Islands and hard to reach districts are often ranked among the lowest performing districts in health by the Ministry of Health. However, all but one of the districts in the project were not considered hard to reach. Indigenous minority groups and areas where they are based face higher levels of poverty and multiple levels of vulnerability and should have been a target area. World Bank project documents note they could not focus on indigenous peoples since they resided in areas without facilities. Ultimately, the Office of the Auditor General found 68 per cent of project beneficiaries were either middle class or rich. Only 32 per cent were poor.
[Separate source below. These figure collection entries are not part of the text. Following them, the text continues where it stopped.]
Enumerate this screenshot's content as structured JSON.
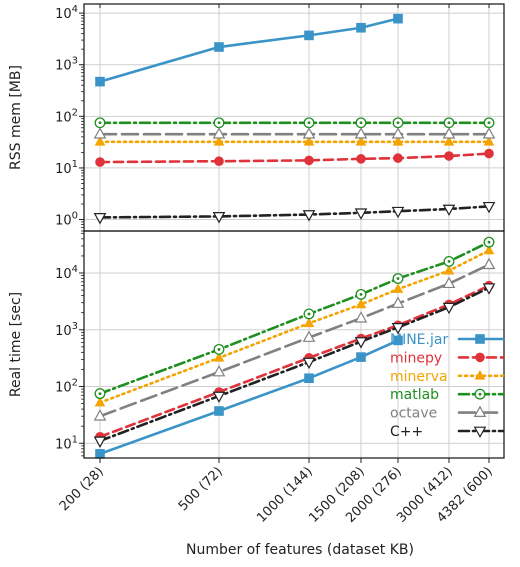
{
  "chart_data": {
    "type": "line",
    "xlabel": "Number of features (dataset KB)",
    "x": [
      200,
      500,
      1000,
      1500,
      2000,
      3000,
      4382
    ],
    "x_tick_labels": [
      "200 (28)",
      "500 (72)",
      "1000 (144)",
      "1500 (208)",
      "2000 (276)",
      "3000 (412)",
      "4382 (600)"
    ],
    "x_scale": "log",
    "grid": true,
    "legend_position": "lower right of bottom panel",
    "panels": [
      {
        "ylabel": "RSS mem [MB]",
        "y_scale": "log",
        "ylim": [
          0.6,
          15000
        ],
        "y_ticks": [
          1,
          10,
          100,
          1000,
          10000
        ],
        "y_tick_labels": [
          "10^0",
          "10^1",
          "10^2",
          "10^3",
          "10^4"
        ],
        "series": [
          {
            "name": "MINE.jar",
            "values": [
              470,
              2200,
              3700,
              5200,
              7800,
              null,
              null
            ]
          },
          {
            "name": "minepy",
            "values": [
              13,
              13.5,
              14,
              15,
              15.5,
              17,
              19
            ]
          },
          {
            "name": "minerva",
            "values": [
              32,
              32,
              32,
              32,
              32,
              32,
              32
            ]
          },
          {
            "name": "matlab",
            "values": [
              75,
              75,
              75,
              75,
              75,
              75,
              75
            ]
          },
          {
            "name": "octave",
            "values": [
              45,
              45,
              45,
              45,
              45,
              45,
              45
            ]
          },
          {
            "name": "C++",
            "values": [
              1.1,
              1.15,
              1.25,
              1.35,
              1.45,
              1.6,
              1.8
            ]
          }
        ]
      },
      {
        "ylabel": "Real time [sec]",
        "y_scale": "log",
        "ylim": [
          5.5,
          55000
        ],
        "y_ticks": [
          10,
          100,
          1000,
          10000
        ],
        "y_tick_labels": [
          "10^1",
          "10^2",
          "10^3",
          "10^4"
        ],
        "series": [
          {
            "name": "MINE.jar",
            "values": [
              6.5,
              37,
              140,
              330,
              650,
              null,
              null
            ]
          },
          {
            "name": "minepy",
            "values": [
              13,
              80,
              320,
              700,
              1200,
              2800,
              6000
            ]
          },
          {
            "name": "minerva",
            "values": [
              52,
              320,
              1300,
              2800,
              5200,
              11000,
              25000
            ]
          },
          {
            "name": "matlab",
            "values": [
              75,
              450,
              1900,
              4200,
              8000,
              16000,
              35000
            ]
          },
          {
            "name": "octave",
            "values": [
              30,
              180,
              730,
              1600,
              2900,
              6500,
              14000
            ]
          },
          {
            "name": "C++",
            "values": [
              11,
              68,
              270,
              620,
              1100,
              2500,
              5500
            ]
          }
        ]
      }
    ],
    "legend": [
      "MINE.jar",
      "minepy",
      "minerva",
      "matlab",
      "octave",
      "C++"
    ],
    "series_styles": {
      "MINE.jar": {
        "color": "#3a94c8",
        "dash": "solid",
        "marker": "square"
      },
      "minepy": {
        "color": "#e0323a",
        "dash": "dashed",
        "marker": "circle"
      },
      "minerva": {
        "color": "#f5a300",
        "dash": "dotted",
        "marker": "triangle-up"
      },
      "matlab": {
        "color": "#1f8f1f",
        "dash": "dash-dot",
        "marker": "circle-dot-open"
      },
      "octave": {
        "color": "#808080",
        "dash": "long-dash",
        "marker": "triangle-up-open"
      },
      "C++": {
        "color": "#222222",
        "dash": "dash-dot",
        "marker": "triangle-down-open"
      }
    }
  }
}
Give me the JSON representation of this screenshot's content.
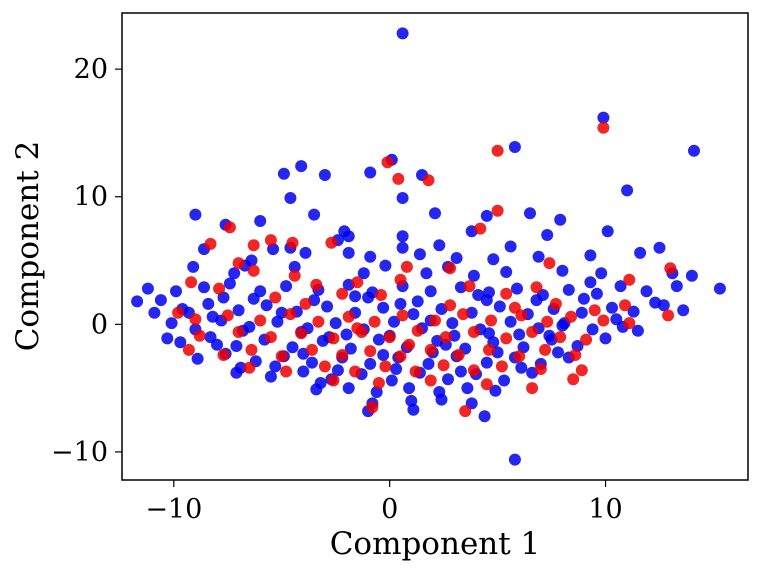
{
  "chart_data": {
    "type": "scatter",
    "title": "",
    "xlabel": "Component 1",
    "ylabel": "Component 2",
    "xlim": [
      -12.4,
      16.6
    ],
    "ylim": [
      -12.2,
      24.4
    ],
    "xticks": [
      -10,
      0,
      10
    ],
    "yticks": [
      -10,
      0,
      10,
      20
    ],
    "xtick_labels": [
      "−10",
      "0",
      "10"
    ],
    "ytick_labels": [
      "−10",
      "0",
      "10",
      "20"
    ],
    "grid": false,
    "legend": "none",
    "marker_alpha": 0.85,
    "series": [
      {
        "color": "#0000ee",
        "points": [
          [
            0.6,
            22.8
          ],
          [
            9.9,
            16.2
          ],
          [
            14.1,
            13.6
          ],
          [
            5.8,
            13.9
          ],
          [
            -4.1,
            12.4
          ],
          [
            -0.9,
            11.9
          ],
          [
            0.1,
            12.9
          ],
          [
            1.5,
            11.7
          ],
          [
            -3.0,
            11.7
          ],
          [
            -4.9,
            11.8
          ],
          [
            11.0,
            10.5
          ],
          [
            -4.6,
            9.9
          ],
          [
            0.6,
            9.9
          ],
          [
            -9.0,
            8.6
          ],
          [
            -6.0,
            8.1
          ],
          [
            -7.6,
            7.8
          ],
          [
            2.1,
            8.7
          ],
          [
            4.5,
            8.5
          ],
          [
            6.5,
            8.7
          ],
          [
            7.9,
            8.2
          ],
          [
            -3.5,
            8.6
          ],
          [
            -1.9,
            6.9
          ],
          [
            0.6,
            6.9
          ],
          [
            10.1,
            7.3
          ],
          [
            3.8,
            7.3
          ],
          [
            7.3,
            7.0
          ],
          [
            12.5,
            6.0
          ],
          [
            -8.6,
            5.9
          ],
          [
            -5.4,
            5.9
          ],
          [
            -1.9,
            5.6
          ],
          [
            -2.4,
            6.6
          ],
          [
            1.4,
            5.5
          ],
          [
            4.8,
            5.1
          ],
          [
            6.9,
            5.3
          ],
          [
            9.3,
            5.4
          ],
          [
            11.6,
            5.6
          ],
          [
            -9.1,
            4.5
          ],
          [
            -6.7,
            4.6
          ],
          [
            -4.4,
            4.5
          ],
          [
            -0.2,
            4.6
          ],
          [
            2.7,
            4.5
          ],
          [
            5.4,
            4.1
          ],
          [
            8.0,
            4.2
          ],
          [
            13.1,
            4.0
          ],
          [
            -11.2,
            2.8
          ],
          [
            -10.6,
            1.9
          ],
          [
            -9.9,
            2.6
          ],
          [
            -8.6,
            2.9
          ],
          [
            -7.4,
            3.2
          ],
          [
            -6.0,
            2.6
          ],
          [
            -4.8,
            3.0
          ],
          [
            -3.3,
            2.7
          ],
          [
            -1.9,
            3.1
          ],
          [
            -0.8,
            2.5
          ],
          [
            0.6,
            3.0
          ],
          [
            1.9,
            2.6
          ],
          [
            3.3,
            2.9
          ],
          [
            4.6,
            2.5
          ],
          [
            5.9,
            2.8
          ],
          [
            7.1,
            2.3
          ],
          [
            8.3,
            2.7
          ],
          [
            9.6,
            2.4
          ],
          [
            10.7,
            3.0
          ],
          [
            11.9,
            2.6
          ],
          [
            13.3,
            3.0
          ],
          [
            14.0,
            3.8
          ],
          [
            15.3,
            2.8
          ],
          [
            -11.7,
            1.8
          ],
          [
            -10.9,
            0.9
          ],
          [
            -9.6,
            1.2
          ],
          [
            -8.4,
            1.6
          ],
          [
            -7.0,
            1.1
          ],
          [
            -5.7,
            1.5
          ],
          [
            -4.3,
            1.0
          ],
          [
            -2.9,
            1.4
          ],
          [
            -1.6,
            0.9
          ],
          [
            -0.3,
            1.3
          ],
          [
            1.1,
            0.8
          ],
          [
            2.4,
            1.2
          ],
          [
            3.8,
            0.9
          ],
          [
            5.1,
            1.4
          ],
          [
            6.4,
            0.8
          ],
          [
            7.6,
            1.2
          ],
          [
            8.9,
            0.9
          ],
          [
            10.3,
            1.3
          ],
          [
            11.3,
            1.0
          ],
          [
            12.7,
            1.5
          ],
          [
            13.6,
            1.1
          ],
          [
            -10.1,
            0.1
          ],
          [
            -9.0,
            -0.4
          ],
          [
            -7.8,
            0.3
          ],
          [
            -6.5,
            -0.2
          ],
          [
            -5.2,
            0.2
          ],
          [
            -3.8,
            -0.3
          ],
          [
            -2.5,
            0.1
          ],
          [
            -1.2,
            -0.4
          ],
          [
            0.2,
            0.2
          ],
          [
            1.5,
            -0.3
          ],
          [
            2.9,
            0.1
          ],
          [
            4.2,
            -0.4
          ],
          [
            5.6,
            0.2
          ],
          [
            6.9,
            -0.3
          ],
          [
            8.1,
            0.1
          ],
          [
            9.4,
            -0.4
          ],
          [
            10.8,
            -0.2
          ],
          [
            -9.7,
            -1.4
          ],
          [
            -8.3,
            -1.0
          ],
          [
            -7.1,
            -1.7
          ],
          [
            -5.8,
            -1.2
          ],
          [
            -4.5,
            -1.8
          ],
          [
            -3.1,
            -1.3
          ],
          [
            -1.8,
            -1.9
          ],
          [
            -0.5,
            -1.2
          ],
          [
            0.8,
            -1.8
          ],
          [
            2.2,
            -1.3
          ],
          [
            3.5,
            -1.9
          ],
          [
            4.8,
            -1.4
          ],
          [
            6.2,
            -1.8
          ],
          [
            7.5,
            -1.2
          ],
          [
            8.7,
            -1.7
          ],
          [
            10.0,
            -1.1
          ],
          [
            -8.9,
            -2.7
          ],
          [
            -7.6,
            -2.3
          ],
          [
            -6.2,
            -2.9
          ],
          [
            -4.9,
            -2.5
          ],
          [
            -3.6,
            -3.0
          ],
          [
            -2.2,
            -2.6
          ],
          [
            -0.9,
            -3.1
          ],
          [
            0.4,
            -2.6
          ],
          [
            1.8,
            -3.1
          ],
          [
            3.1,
            -2.5
          ],
          [
            4.5,
            -3.0
          ],
          [
            5.8,
            -2.6
          ],
          [
            7.0,
            -3.1
          ],
          [
            8.3,
            -2.6
          ],
          [
            -7.1,
            -3.8
          ],
          [
            -5.5,
            -4.1
          ],
          [
            -4.0,
            -3.7
          ],
          [
            -2.7,
            -4.3
          ],
          [
            -1.3,
            -3.9
          ],
          [
            0.1,
            -4.4
          ],
          [
            1.4,
            -3.8
          ],
          [
            2.7,
            -4.3
          ],
          [
            4.0,
            -3.9
          ],
          [
            5.3,
            -4.4
          ],
          [
            6.6,
            -3.8
          ],
          [
            -3.4,
            -5.1
          ],
          [
            -1.9,
            -5.0
          ],
          [
            -0.6,
            -5.3
          ],
          [
            0.9,
            -5.0
          ],
          [
            2.3,
            -5.3
          ],
          [
            3.6,
            -5.0
          ],
          [
            4.9,
            -5.2
          ],
          [
            -0.8,
            -6.2
          ],
          [
            1.0,
            -6.0
          ],
          [
            2.4,
            -5.9
          ],
          [
            3.8,
            -6.2
          ],
          [
            -1.0,
            -6.8
          ],
          [
            1.1,
            -6.7
          ],
          [
            4.4,
            -7.2
          ],
          [
            5.8,
            -10.6
          ],
          [
            -6.4,
            5.0
          ],
          [
            -3.9,
            5.6
          ],
          [
            -0.9,
            5.3
          ],
          [
            2.3,
            6.2
          ],
          [
            5.6,
            6.1
          ],
          [
            -7.2,
            4.0
          ],
          [
            -1.2,
            4.0
          ],
          [
            3.9,
            3.8
          ],
          [
            9.8,
            4.0
          ],
          [
            -8.0,
            -1.6
          ],
          [
            -5.0,
            0.9
          ],
          [
            -3.5,
            1.9
          ],
          [
            -2.0,
            -0.8
          ],
          [
            0.0,
            -0.9
          ],
          [
            1.3,
            1.8
          ],
          [
            3.0,
            -0.9
          ],
          [
            4.5,
            1.9
          ],
          [
            6.0,
            -0.8
          ],
          [
            7.8,
            -2.2
          ],
          [
            9.0,
            2.0
          ],
          [
            -6.8,
            -0.5
          ],
          [
            -4.0,
            -2.3
          ],
          [
            -1.0,
            2.1
          ],
          [
            2.0,
            -2.2
          ],
          [
            5.0,
            -2.2
          ],
          [
            8.0,
            -0.1
          ],
          [
            11.5,
            -0.5
          ],
          [
            -9.3,
            0.9
          ],
          [
            -7.7,
            2.1
          ],
          [
            -5.3,
            -3.3
          ],
          [
            -2.8,
            -1.0
          ],
          [
            0.5,
            1.6
          ],
          [
            2.6,
            -1.6
          ],
          [
            4.1,
            2.3
          ],
          [
            6.8,
            1.9
          ],
          [
            9.3,
            3.3
          ],
          [
            12.3,
            1.7
          ],
          [
            -10.3,
            -1.1
          ],
          [
            -6.9,
            -3.4
          ],
          [
            -3.2,
            -4.6
          ],
          [
            0.3,
            -3.5
          ],
          [
            3.3,
            -3.7
          ],
          [
            6.1,
            -3.4
          ],
          [
            -2.1,
            7.3
          ],
          [
            1.7,
            4.0
          ],
          [
            -4.6,
            6.0
          ],
          [
            3.1,
            5.2
          ],
          [
            -6.3,
            2.0
          ],
          [
            7.4,
            -0.9
          ],
          [
            10.5,
            0.4
          ],
          [
            -8.2,
            0.6
          ],
          [
            -0.3,
            -2.4
          ],
          [
            1.9,
            0.3
          ],
          [
            -1.6,
            2.2
          ],
          [
            -4.1,
            -0.6
          ],
          [
            4.6,
            -0.7
          ],
          [
            -2.4,
            -3.6
          ],
          [
            0.6,
            6.0
          ]
        ]
      },
      {
        "color": "#ee0000",
        "points": [
          [
            9.9,
            15.4
          ],
          [
            5.0,
            13.6
          ],
          [
            -0.1,
            12.7
          ],
          [
            0.4,
            11.4
          ],
          [
            1.8,
            11.3
          ],
          [
            5.0,
            8.9
          ],
          [
            4.2,
            7.5
          ],
          [
            -7.4,
            7.6
          ],
          [
            -5.5,
            6.6
          ],
          [
            -4.5,
            6.4
          ],
          [
            -2.7,
            6.4
          ],
          [
            -8.3,
            6.3
          ],
          [
            -6.3,
            6.2
          ],
          [
            -7.0,
            4.8
          ],
          [
            -6.3,
            4.2
          ],
          [
            -4.4,
            3.8
          ],
          [
            -1.5,
            3.3
          ],
          [
            0.8,
            4.5
          ],
          [
            2.8,
            4.4
          ],
          [
            7.4,
            4.8
          ],
          [
            13.0,
            4.4
          ],
          [
            11.1,
            3.5
          ],
          [
            -9.2,
            3.3
          ],
          [
            -7.9,
            2.8
          ],
          [
            -5.3,
            2.1
          ],
          [
            -3.4,
            3.1
          ],
          [
            -2.2,
            2.4
          ],
          [
            0.5,
            3.5
          ],
          [
            3.7,
            3.0
          ],
          [
            5.4,
            2.4
          ],
          [
            6.8,
            2.9
          ],
          [
            7.7,
            1.6
          ],
          [
            9.5,
            1.1
          ],
          [
            10.9,
            1.5
          ],
          [
            12.9,
            0.7
          ],
          [
            -9.8,
            0.9
          ],
          [
            -9.0,
            0.4
          ],
          [
            -7.5,
            0.7
          ],
          [
            -6.0,
            0.3
          ],
          [
            -4.6,
            0.8
          ],
          [
            -3.3,
            0.2
          ],
          [
            -1.9,
            0.6
          ],
          [
            -0.7,
            0.2
          ],
          [
            0.6,
            0.7
          ],
          [
            2.1,
            0.3
          ],
          [
            3.4,
            0.8
          ],
          [
            4.7,
            0.3
          ],
          [
            6.1,
            0.7
          ],
          [
            7.3,
            0.2
          ],
          [
            8.4,
            0.6
          ],
          [
            9.9,
            0.3
          ],
          [
            11.1,
            0.1
          ],
          [
            -8.8,
            -0.9
          ],
          [
            -7.0,
            -0.6
          ],
          [
            -5.5,
            -1.0
          ],
          [
            -4.1,
            -0.7
          ],
          [
            -2.6,
            -1.1
          ],
          [
            -1.3,
            -0.6
          ],
          [
            0.0,
            -1.0
          ],
          [
            1.3,
            -0.5
          ],
          [
            2.6,
            -1.0
          ],
          [
            3.9,
            -0.6
          ],
          [
            5.4,
            -1.1
          ],
          [
            6.6,
            -0.6
          ],
          [
            7.9,
            -1.0
          ],
          [
            9.1,
            -1.2
          ],
          [
            -9.3,
            -2.0
          ],
          [
            -7.7,
            -2.4
          ],
          [
            -6.4,
            -2.0
          ],
          [
            -5.0,
            -2.5
          ],
          [
            -3.6,
            -2.0
          ],
          [
            -2.2,
            -2.4
          ],
          [
            -0.9,
            -2.1
          ],
          [
            0.5,
            -2.5
          ],
          [
            1.9,
            -2.0
          ],
          [
            3.2,
            -2.4
          ],
          [
            4.6,
            -2.0
          ],
          [
            6.0,
            -2.5
          ],
          [
            7.2,
            -2.0
          ],
          [
            8.6,
            -2.4
          ],
          [
            -6.5,
            -3.4
          ],
          [
            -4.8,
            -3.7
          ],
          [
            -3.0,
            -3.3
          ],
          [
            -1.6,
            -3.7
          ],
          [
            -0.2,
            -3.3
          ],
          [
            1.2,
            -3.7
          ],
          [
            2.5,
            -3.2
          ],
          [
            3.9,
            -3.6
          ],
          [
            5.2,
            -3.3
          ],
          [
            7.0,
            -3.5
          ],
          [
            8.9,
            -3.6
          ],
          [
            8.5,
            -4.3
          ],
          [
            -2.6,
            -4.4
          ],
          [
            -0.5,
            -4.6
          ],
          [
            1.9,
            -4.4
          ],
          [
            4.5,
            -4.7
          ],
          [
            6.6,
            -5.0
          ],
          [
            -0.8,
            -6.5
          ],
          [
            3.5,
            -6.8
          ],
          [
            -1.5,
            -0.3
          ],
          [
            0.9,
            -1.6
          ],
          [
            2.8,
            1.5
          ],
          [
            -3.9,
            1.6
          ],
          [
            5.8,
            1.3
          ],
          [
            -0.4,
            2.3
          ]
        ]
      }
    ]
  }
}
Who do these projects ultimately serve if the poorest and those living in remote areas are excluded and yet they face insurmountable barriers to accessing healthcare? Is this the best use of money given the underfinanced public health system on which poor women depend? By imposing user fees through a publicly-funded programme to reach poor women, the World Bank ironically perpetuated the exclusion of the poorest. Voucher programmes must be understood against the broader backdrop of the World Bank’s policies. Historically, the World Bank and IMF through their structural adjustment programmes promoted user fees in health. In Uganda, the president abolished them in 2001 following a national participatory poverty assessment that found they excluded the poor from accessing healthcare. This resulted in a surge in demand for healthcare. In fact, the World Bank’s research found the poor benefitted when user fees were abolished. The insistence that mothers pay 4,000UGX for a voucher ignores the reality that the poorest cannot afford it. Health workers recounted having to cut up old curtains and bed sheets because poor mothers in the community had nothing with which to wrap their newborn babies in. The World Bank’s own data found 1 in 5 Ugandans is extremely poor and a third live below the poverty line. It estimates that in light of the Covid-19, an additional 3 million will become poor.

Such piecemeal approaches are therefore an unnecessary distraction from fixing the public health sector, divert scarce funds towards the private sector and heighten inequality in access to healthcare. Uganda’s health sector has been underfinanced, ranging from 6-9 per cent of the national budget. When Covid-19 hit, the government hastily procured 145 intensive care unit (ICU) beds to supplement the existing 55 ICU units to serve over 45 million Ugandans. The country has 181 public ambulances. A comprehensive ambulance service would cost $11,670,700 (447.148 billion UGX). Moreover, the project’s high operational costs make it unsustainable for governments in the long run. During the first year of implementation, 75.4 per cent of funds disbursed went to administration. Between 2015-2018, it was 48.5 per cent.

Covid-19 reveals that a failure to prioritise access to health care for the poor will wipe out gains made in advancing health outcomes and affect the economy. Combatting Covid-19 and future pandemics requires resilient public health systems. They are the first point of call for the poor.

This lesson hasn’t sunk in. The World Bank is supporting the formulation of a Medical Credit Fund in Uganda to provide credit at affordable rates for private health facilities. This ignores evidence that the private sector does not reach the poorest and as often engages in unethical practices to secure profit e.g., by delaying referrals and an unduly preference for C-sections. One private proprietor hastily set up everything once the URHVP project was advertised to pass accreditation, but when the project ended, indicated the facility would close because it was not profitable. A Medical Credit Fund to support the private sector will reenact these failures.

The World Bank should desist from its ideological support of private sector solutions and finance public health systems.